There are two aspects to citizenship that I want to discuss here, both in terms of the non-resident citizen. The first is legal and the second, emotional.
By legal, I am referring to the laws of the nation that control whether or not non-resident citizens can participate fully in their national life. The biggest issue at hand is the right to vote. Non-resident citizens retain the right to vote, but not the means. You cannot go to your nearest consulate and vote, India has no provisions for absentee ballots, and the reason offered, when shaved of doublespeak, is that it’s too much of a bother. Being resident outside India means that your name cannot be on the electoral roll, except through accident or oversight. If your name is not on the rolls, you don’t vote – even if you have a permanent address in India.
Why deny Indian citizens their right to vote? It can’t possibly be legal, and it’s not all that inconvenient. Other countries do it. When the US elections took place, my husband, who is a US citizen, was in India with me. He wrote to the county where he was registered, gave them his India address, and got an absentee ballot. How hard is that? We’re supposed to be a growing technological superpower. We supply some of the best tech brains to the rest of the world! This should be a simple thing.
Of course, our money is good enough for everyone. The Hindu writes that remittances by NRIs amount to almost $25 billion. That’s just remittances – I don’t know if it includes other investments. That doesn’t include the money brought in person, or sent through someone else. NRI investments in the country are encouraged. I’ve never heard a single person say it was too much bother to set up systems for NRIs to send their money home, or to invest it in the Indian economy.
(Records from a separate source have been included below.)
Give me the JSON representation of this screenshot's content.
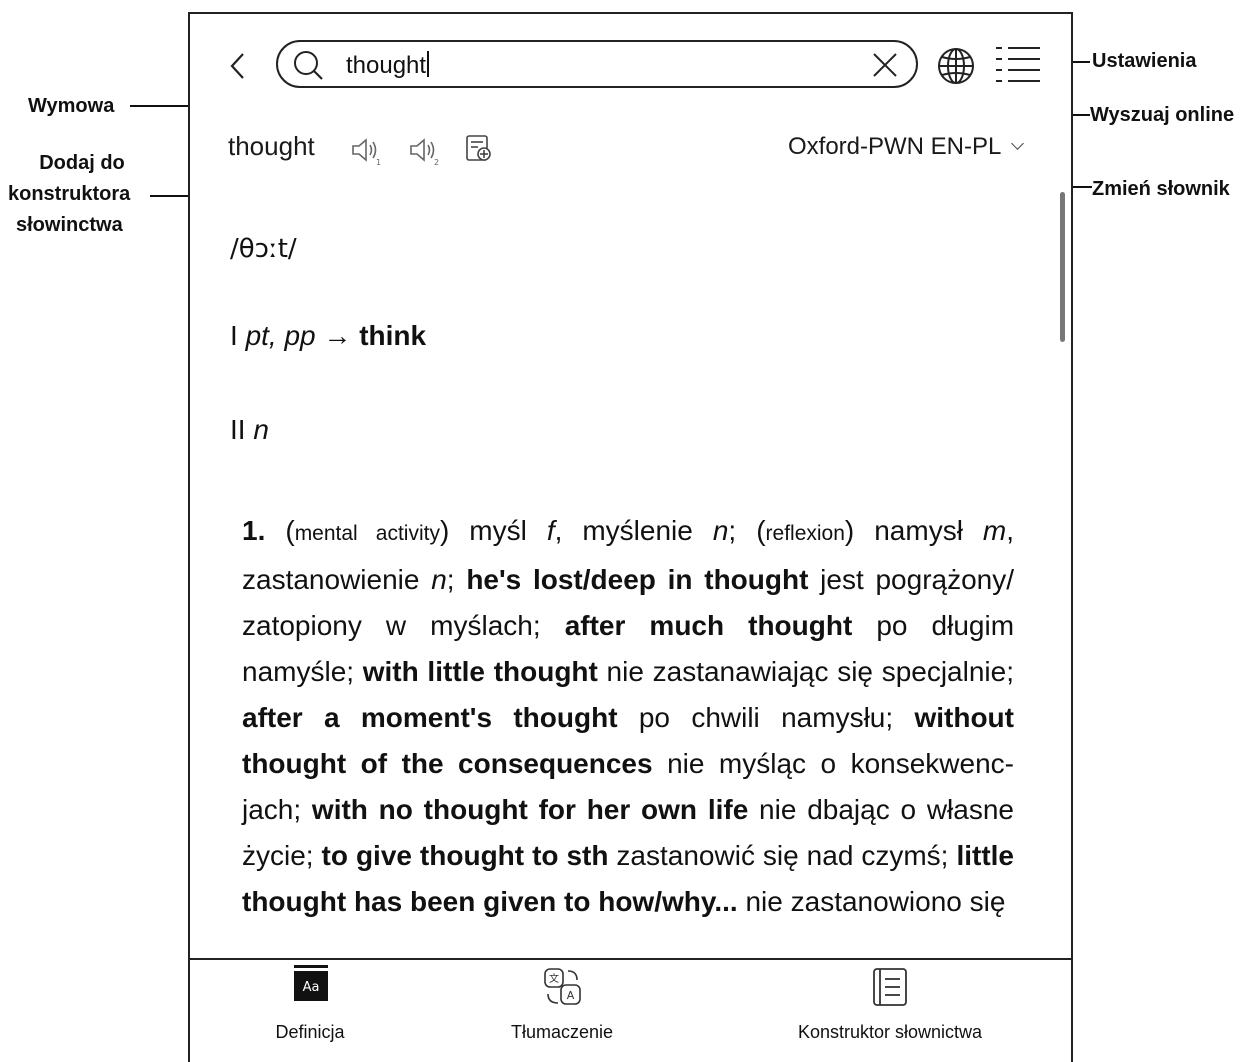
{
  "search": {
    "value": "thought"
  },
  "entry": {
    "headword": "thought",
    "dictionary": "Oxford-PWN EN-PL",
    "phonetic": "/θɔːt/",
    "line1": {
      "roman": "I",
      "pos": "pt, pp",
      "arrow": "→",
      "target": "think"
    },
    "line2": {
      "roman": "II",
      "pos": "n"
    }
  },
  "bottom_nav": {
    "definition": "Definicja",
    "translation": "Tłumaczenie",
    "vocab_builder": "Konstruktor słownictwa"
  },
  "annotations": {
    "settings": "Ustawienia",
    "search_online": "Wyszuaj online",
    "change_dictionary": "Zmień słownik",
    "pronunciation": "Wymowa",
    "add_to_vocab_1": "Dodaj do",
    "add_to_vocab_2": "konstruktora",
    "add_to_vocab_3": "słowinctwa"
  },
  "icons": {
    "back": "chevron-left-icon",
    "search": "search-icon",
    "clear": "close-icon",
    "globe": "globe-icon",
    "menu": "list-menu-icon",
    "speaker1": "speaker-icon",
    "speaker2": "speaker-icon",
    "add_vocab": "add-vocabulary-icon",
    "definition": "dictionary-aa-icon",
    "translation": "translate-icon",
    "vocab_builder": "notebook-list-icon"
  }
}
The emotional issue is harder to resolve. Indians in India often talk about NRIs as though they were stupid, or second-class citizens, or both, and say things like “You don’t know anything. You don’t know what it’s like in India”, which is sort of a stupid thing to say if the person is a recent, adult NRI. Unless the NRI in question is famous, in which case they will be proudly claimed even if they are about as Indian as John Travolta, and their ancestors left India two hundred years ago.
NRIs – especially those of us who are recent migrants – are emotionally committed to India in a way that people who have not lived outside India will never understand. Ask your family NRI why they left. Your answers will vary – better life, better education, more opportunity, so they can help their families at home. Ask them if it was an easy decision. I’m pretty sure that they will say no. Ask them if their move entailed major sacrifices. Most likely, they will all say yes. Ask them if there is even one day when they do not think of home, if they ever have moments when homesickness hits them like a punch in the stomach, when the guilt of leaving home overwhelms them until they have to focus to breathe. They will all say yes.
Life is hard outside India. Very hard. We have to work very hard, because we have everything to lose. We remember home with a desperate fondness that is in no way reduced because we chose to leave. If anything, it is heightened by our knowledge that it was our choice – a guilt that increases everytime a parent is sick, a friend gets married, a cousin has a baby, and we can’t go home.
We live with our choices because we have to, because we made them, and because we built our lives around them. This doesn’t mean we don’t take joy in our lives. But it also doesn’t mean that we lose our legal statuses as Indians, that we cannot vote, that we can be told that we are no longer Indians and have no say in the family or nation because we left the country. It does not mean that we have lost the right to be Indian, because being Indian is not a matter of where you live or what color the piece of paper you hold is. It’s a matter of being Indian in your heart.